During the late 1980s, Rajamohan was the editor of “VBT News,” a quarterly newsletter published by IIA Bengaluru. It was launched in October 1989 and dedicated to the 2.34 m Vainu Bappu Telescope (VBT). At that time, the VBT was the largest optical telescope in Asia and commanded the attention of Indian astronomers.

Today, the largest telescope in Asia is the 3.6 m Devasthal Optical Telescope, also in India and operated by the Aryabhatta Research Institute of Observational Sciences, Nainital.


The story about the workshop in the first edition of VBT News carried a picture of Rajamohan along with this cheeky description: “He, of course, has taken the advantage of being the organizer of the Workshop and the Editor of this News Bulletin by publishing his own photograph below.”

Nine editions of VBT News, between 1989 and 1991 with Rajamohan as the editor, are published as part of IIA Bengaluru’s digital archive.

Further, Rajamohan represented India at the NASA International Near-Earth-Object Detection Workshop in the spring of 1991 because of his excellent record with asteroids.

The workshop sought to assess the nature of the threat of asteroid impact upon Earth and how the planet could deal with such a potentially catastrophic event if it came to pass.

It was conducted by the National Aeronautics and Space Administration (NASA) at the request of the United States (US) House of Representatives, no less.

The House Committee on Science, Space and Technology had recommended international participation and, thus, Rajamohan came to be picked in the 24-member squad. He was one of only six astronomers chosen for the workshop from outside of the US.

Rajamohan was a member of the International Astronomical Union and, in India, of the Astronomical Society of India.

The astronomer shared a long and close relationship with IIA, so much so that his was the first doctoral thesis of the institute.
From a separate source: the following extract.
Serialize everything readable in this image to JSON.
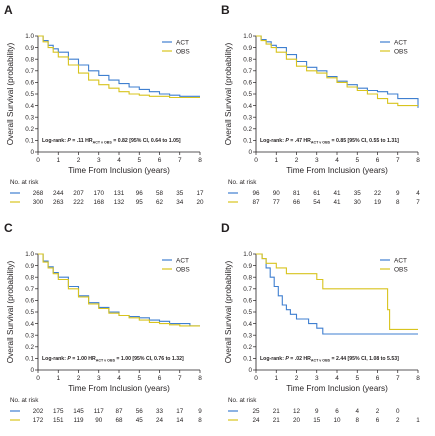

He was then a student of Dr Bappu (1927-1982) himself, the namesake of the IIA telescope and observatory based in Tamil Nadu, which was the basis for Rajamohan’s landmark asteroid discoveries and other stellar astronomical work.

Then using the 51 cm Bhavnagar telescope in Kodaikanal to pursue a spectroscopic study of the Scorpio-Centaurus (stellar) association, and later, the Kavalur observatory to round up asteroids, Professor Rajamohan leaves behind a bright legacy from a relatively early chapter of Indian astronomy.